Rebol [
]
audio: read/binary %/j/audio/first.au
forskip audio 2 [
write/append/binary %/j/audio/firstdone.au to-char audio/1
]
Did somebody want the slowest audio program ever written?
Why not open the file once instead of for every byte?
Basically it looks as though you are keeping every other byte,
are you picking out just one track to go from stereo to mono?
I haven't tested it, but something like this ought to be a little faster.
================
Rebol []
audio: read/binary %/j/audio/first.au
newstuff: copy []
while not tail? audio [
append newstuff first audio
audio: skip audio 2
]
write/append/binary %/j/audio/firstdone.au newstuff
================
Does everyone like the word 'first ? It seems less than intuitive.
First what? It's not really the first element in the list.
I know we can create our own words to alias 'first, but most
people won't do that and it makes it harder for others to read, too.
Also, having to say stuff like
list: next list
is too bad.
Wouldn't it be nicer to have a syntax like
list/next
list/value
? That seems kind of nice.
list/value would return the same as "first list", and
list/next would be the same as "list: next list".
And speaking of understanding grammars,
You're = You are. E.g. You are what you are. You're my little bundle of
joy.
Your = possessive, e.g. It's your life!
Try this one: You're your own best friend.
And if you can't remember which is which, just go phonetic: Yor.
At least that way people will not assume anything other than the sound.
- - -
Mu-law is pretty cool, and is used in many .au files.
I just found out about it the other day.
Some call it companding, like compression+expansion, but that's bull.
It's really just using a non-linear representation of the amplitude of the
sound wave, which is way cool, because that's the way all your
natural senses work anyways.
Because it uses a logarithm of the
amplitude, you can multiply easily just by adding (think mixing level)!
But adding itself (mixing two or more channels into final output) is made more
complex.
Also, I think some internet phone systems use Mu-law type companding,
as it adds more dynamic resolution and just sounds better without requiring
more actual bits. You are not compressing any actual information, though.
It's not lossy. You are however making better use of the bits so that what
the bits represent is a better match in value to your sense of hearing, e.g.
you can distinguish soft from very soft easily, but loud and very loud sound
pretty much the same. Vision works in a similar fashion with brightness
levels.
You can see in near darkness but blinding light and twice-blinding light mean
nothing to you.
Most cameras that people buy don't perform well in low-light conditions.
You see the film coming back from the lab either black or all washed out
at light levels your eyes handle easily. Sure, you can see a distant nebula
with long-exposure film in a gigantic telescope, but try taking that on
vacation.
- - -
By the way, how many lines of c code does it take to do this?:
read http://www.rebol.com
And does that code run on 37 platforms without recompiling anything?

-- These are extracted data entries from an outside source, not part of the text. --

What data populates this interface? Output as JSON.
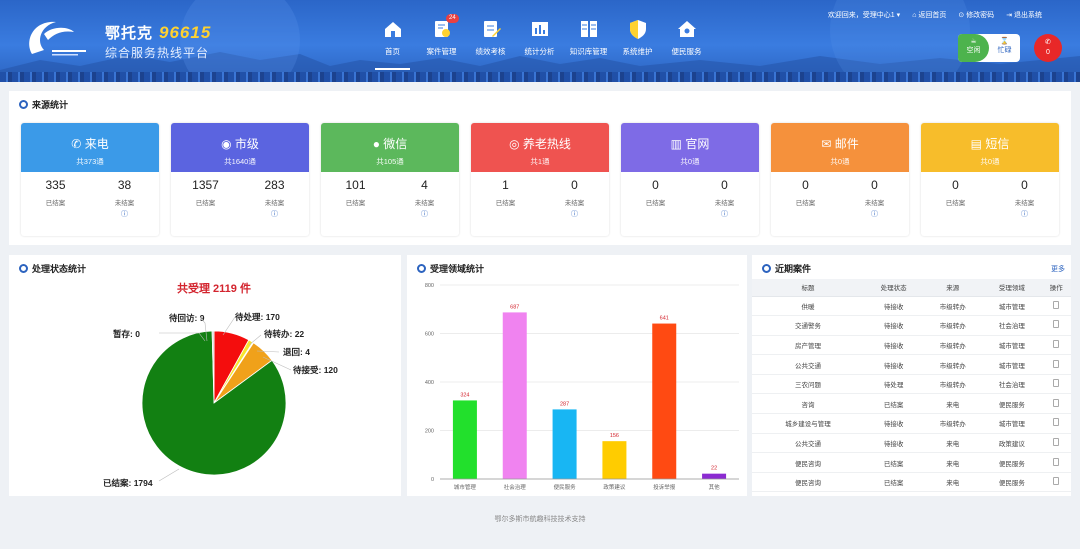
{
  "header": {
    "brand_name": "鄂托克",
    "hotline": "96615",
    "brand_sub": "综合服务热线平台",
    "nav": [
      {
        "label": "首页",
        "icon": "home-icon",
        "active": true
      },
      {
        "label": "案件管理",
        "icon": "case-icon",
        "badge": "24"
      },
      {
        "label": "绩效考核",
        "icon": "edit-icon"
      },
      {
        "label": "统计分析",
        "icon": "chart-icon"
      },
      {
        "label": "知识库管理",
        "icon": "knowledge-icon"
      },
      {
        "label": "系统维护",
        "icon": "shield-icon"
      },
      {
        "label": "便民服务",
        "icon": "house-icon"
      }
    ],
    "welcome": "欢迎回来，受理中心1",
    "links": [
      "返回首页",
      "修改密码",
      "退出系统"
    ],
    "status_free": "空闲",
    "status_busy": "忙碌",
    "hangup": "0"
  },
  "source": {
    "title": "来源统计",
    "cards": [
      {
        "name": "来电",
        "total": "共373通",
        "color": "#3b9ae8",
        "handled": "335",
        "unhandled": "38",
        "icon": "phone-icon"
      },
      {
        "name": "市级",
        "total": "共1640通",
        "color": "#5b64e0",
        "handled": "1357",
        "unhandled": "283",
        "icon": "globe-icon"
      },
      {
        "name": "微信",
        "total": "共105通",
        "color": "#5cb85c",
        "handled": "101",
        "unhandled": "4",
        "icon": "wechat-icon"
      },
      {
        "name": "养老热线",
        "total": "共1通",
        "color": "#ef5350",
        "handled": "1",
        "unhandled": "0",
        "icon": "weibo-icon"
      },
      {
        "name": "官网",
        "total": "共0通",
        "color": "#7e6be6",
        "handled": "0",
        "unhandled": "0",
        "icon": "building-icon"
      },
      {
        "name": "邮件",
        "total": "共0通",
        "color": "#f5913c",
        "handled": "0",
        "unhandled": "0",
        "icon": "mail-icon"
      },
      {
        "name": "短信",
        "total": "共0通",
        "color": "#f7bd2b",
        "handled": "0",
        "unhandled": "0",
        "icon": "sms-icon"
      }
    ],
    "handled_label": "已结案",
    "unhandled_label": "未结案"
  },
  "status_panel": {
    "title": "处理状态统计",
    "summary": "共受理 2119 件",
    "slices": [
      {
        "label": "已结案",
        "value": 1794,
        "color": "#128012"
      },
      {
        "label": "待处理",
        "value": 170,
        "color": "#f40d0d"
      },
      {
        "label": "待转办",
        "value": 22,
        "color": "#f7e62c"
      },
      {
        "label": "退回",
        "value": 4,
        "color": "#f3b3b3"
      },
      {
        "label": "待接受",
        "value": 120,
        "color": "#f0a11a"
      },
      {
        "label": "待回访",
        "value": 9,
        "color": "#cfcfcf"
      },
      {
        "label": "暂存",
        "value": 0,
        "color": "#6c6cff"
      }
    ],
    "label_texts": {
      "pending_visit": "待回访: 9",
      "temp": "暂存: 0",
      "processing": "待处理: 170",
      "transfer": "待转办: 22",
      "returned": "退回: 4",
      "accept": "待接受: 120",
      "closed": "已结案: 1794"
    }
  },
  "field_panel": {
    "title": "受理领域统计"
  },
  "chart_data": {
    "type": "bar",
    "categories": [
      "城市管理",
      "社会治理",
      "便民服务",
      "政策建议",
      "投诉举报",
      "其他"
    ],
    "values": [
      324,
      687,
      287,
      156,
      641,
      22
    ],
    "colors": [
      "#22e02c",
      "#f083f0",
      "#18b6f3",
      "#ffcc00",
      "#ff4a12",
      "#8b2bd1"
    ],
    "ylim": [
      0,
      800
    ],
    "yticks": [
      0,
      200,
      400,
      600,
      800
    ]
  },
  "cases": {
    "title": "近期案件",
    "more": "更多",
    "headers": [
      "标题",
      "处理状态",
      "来源",
      "受理领域",
      "操作"
    ],
    "rows": [
      [
        "供暖",
        "待接收",
        "市级转办",
        "城市管理"
      ],
      [
        "交通警务",
        "待接收",
        "市级转办",
        "社会治理"
      ],
      [
        "房产管理",
        "待接收",
        "市级转办",
        "城市管理"
      ],
      [
        "公共交通",
        "待接收",
        "市级转办",
        "城市管理"
      ],
      [
        "三农问题",
        "待处理",
        "市级转办",
        "社会治理"
      ],
      [
        "咨询",
        "已结案",
        "来电",
        "便民服务"
      ],
      [
        "城乡建设与管理",
        "待接收",
        "市级转办",
        "城市管理"
      ],
      [
        "公共交通",
        "待接收",
        "来电",
        "政策建议"
      ],
      [
        "便民咨询",
        "已结案",
        "来电",
        "便民服务"
      ],
      [
        "便民咨询",
        "已结案",
        "来电",
        "便民服务"
      ]
    ]
  },
  "footer": "鄂尔多斯市航趣科技技术支持"
}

To me, the fact that I can't count an integer from 1 to 1000000 in an empty loop
is of no interest. Plus the hardware coming out these days is amazing.
650 Mhz Wintel box is cheap. Fry's has 13GB drives for $89 each.
What I want to know is what are you going to do with that hardware?
If you have rebol, you might be able to deliver a great program before you
are eligible for social security.
In fact, you could write a rebol program that
would assemble a binary executable for you if you really want to count
at the speed of the hardware. Has anybody written any assemblers
entirely in Rebol? It would probably turn out to be incredibly short, easy
to read (and write!) code.
Oh, and Rebol is certainly available at an attractive price.